Fisker, electric carmaker backed by $529 million U.S. loan, missed early manufacturing goals image

Fisker, a small company that received a $529 million federal loan in order to develop a plug-in, extended-range electric car, has missed early manufacturing goals and has gradually pushed back plans for U.S. production of its next model by a year, according to The Washington Post.

This week, Fisker announced a delay until 2013 for the production of the moderately priced family car it plans to build in Delaware. Also, its $96,000 Finnish-produced luxury model, the Karma, failed to meet a promised energy-efficiency standard.
The Energy Department stated that $169 million of the loan went to develop the Karma, even though it isn’t being produced in the U.S.

“Ultimately, American taxpayer dollars went to a Finnish automaker to build high-end luxury automobiles for Hollywood.” said Rep. Tim Murphy, a Pennsylvania Republican who sits on the House committee that has been investigating the Obama Administration’s “green energy” loan program.

On the other hand, company co-founder Henrik Fisker said in an interview that, as of this week, the Karma had been cleared for sale in the United States. Forty have arrived from Finland to be delivered to dealers, and four identical silver versions of the low-slung sedan were parked outside the District’s Mandarin Oriental hotel.

“Next year we will reach the 12,000 or 15,000 vehicles we predicted,” Fisker said. “We are really past the start-up risks.
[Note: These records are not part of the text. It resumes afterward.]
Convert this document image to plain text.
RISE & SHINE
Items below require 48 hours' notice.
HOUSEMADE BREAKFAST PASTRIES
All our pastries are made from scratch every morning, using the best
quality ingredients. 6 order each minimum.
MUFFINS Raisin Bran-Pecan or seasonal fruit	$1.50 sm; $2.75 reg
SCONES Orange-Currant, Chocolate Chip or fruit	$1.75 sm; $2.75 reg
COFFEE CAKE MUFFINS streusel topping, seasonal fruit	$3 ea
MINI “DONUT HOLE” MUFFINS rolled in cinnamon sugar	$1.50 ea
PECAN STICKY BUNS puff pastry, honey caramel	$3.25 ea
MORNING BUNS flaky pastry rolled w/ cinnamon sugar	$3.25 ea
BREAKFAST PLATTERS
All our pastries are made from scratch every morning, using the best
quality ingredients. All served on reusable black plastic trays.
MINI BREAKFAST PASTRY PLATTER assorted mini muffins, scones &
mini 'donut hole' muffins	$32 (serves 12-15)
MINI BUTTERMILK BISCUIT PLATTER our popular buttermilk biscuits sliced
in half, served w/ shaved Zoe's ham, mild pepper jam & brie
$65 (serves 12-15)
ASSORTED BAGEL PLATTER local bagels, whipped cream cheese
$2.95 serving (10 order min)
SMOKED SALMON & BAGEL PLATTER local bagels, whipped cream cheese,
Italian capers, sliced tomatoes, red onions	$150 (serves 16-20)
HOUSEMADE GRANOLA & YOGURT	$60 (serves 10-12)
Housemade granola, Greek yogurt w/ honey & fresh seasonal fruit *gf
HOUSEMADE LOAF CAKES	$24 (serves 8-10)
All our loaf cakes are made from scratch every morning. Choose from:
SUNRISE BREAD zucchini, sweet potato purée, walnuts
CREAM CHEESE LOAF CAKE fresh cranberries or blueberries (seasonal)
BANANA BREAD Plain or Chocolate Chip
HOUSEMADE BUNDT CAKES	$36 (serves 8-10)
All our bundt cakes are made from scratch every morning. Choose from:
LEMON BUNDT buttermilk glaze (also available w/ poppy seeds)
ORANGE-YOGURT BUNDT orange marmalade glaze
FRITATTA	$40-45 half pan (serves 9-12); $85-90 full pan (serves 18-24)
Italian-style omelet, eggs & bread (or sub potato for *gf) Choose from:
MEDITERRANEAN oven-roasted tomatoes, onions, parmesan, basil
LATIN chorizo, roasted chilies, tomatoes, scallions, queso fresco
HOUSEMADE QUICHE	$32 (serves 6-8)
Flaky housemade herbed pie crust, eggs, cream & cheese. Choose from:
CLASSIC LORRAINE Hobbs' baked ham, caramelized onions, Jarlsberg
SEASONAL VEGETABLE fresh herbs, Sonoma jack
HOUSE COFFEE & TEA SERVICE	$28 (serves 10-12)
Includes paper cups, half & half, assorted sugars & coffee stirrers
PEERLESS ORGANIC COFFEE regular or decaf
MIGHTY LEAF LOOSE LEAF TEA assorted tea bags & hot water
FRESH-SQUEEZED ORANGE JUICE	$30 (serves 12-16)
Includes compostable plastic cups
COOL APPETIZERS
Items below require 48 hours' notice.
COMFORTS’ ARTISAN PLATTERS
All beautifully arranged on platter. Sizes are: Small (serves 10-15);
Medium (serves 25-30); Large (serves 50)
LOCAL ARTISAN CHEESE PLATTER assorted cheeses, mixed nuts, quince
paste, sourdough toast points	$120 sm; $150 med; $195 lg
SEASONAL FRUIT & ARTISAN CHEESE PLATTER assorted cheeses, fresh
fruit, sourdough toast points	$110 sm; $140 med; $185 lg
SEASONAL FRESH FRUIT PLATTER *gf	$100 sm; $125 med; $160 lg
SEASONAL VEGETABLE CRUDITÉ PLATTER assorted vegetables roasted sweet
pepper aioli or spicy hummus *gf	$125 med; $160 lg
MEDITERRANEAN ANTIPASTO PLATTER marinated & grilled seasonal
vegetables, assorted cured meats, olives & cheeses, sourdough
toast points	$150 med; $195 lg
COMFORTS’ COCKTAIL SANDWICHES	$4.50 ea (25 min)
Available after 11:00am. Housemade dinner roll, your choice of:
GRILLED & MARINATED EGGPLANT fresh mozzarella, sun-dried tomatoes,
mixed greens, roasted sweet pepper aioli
That means the skeptics who said we would never produce a car were wrong.”

The Obama administration is continuously blamed for making risky loans to unproven ventures since the previous Solyndra case, a solar company that also won a half-billion-dollar loan from a program to spur clean-energy technologies and then went bankruptcy.

The Fisker commitment was questioned by some from the start, partly because of the company’s political connections. A key investor is a venture capital firm, Kleiner Perkins Caufield & Byers, whose partners include former Democratic vice president Al Gore. The investment house raised $2 million for Obama’s 2008 presidential campaign.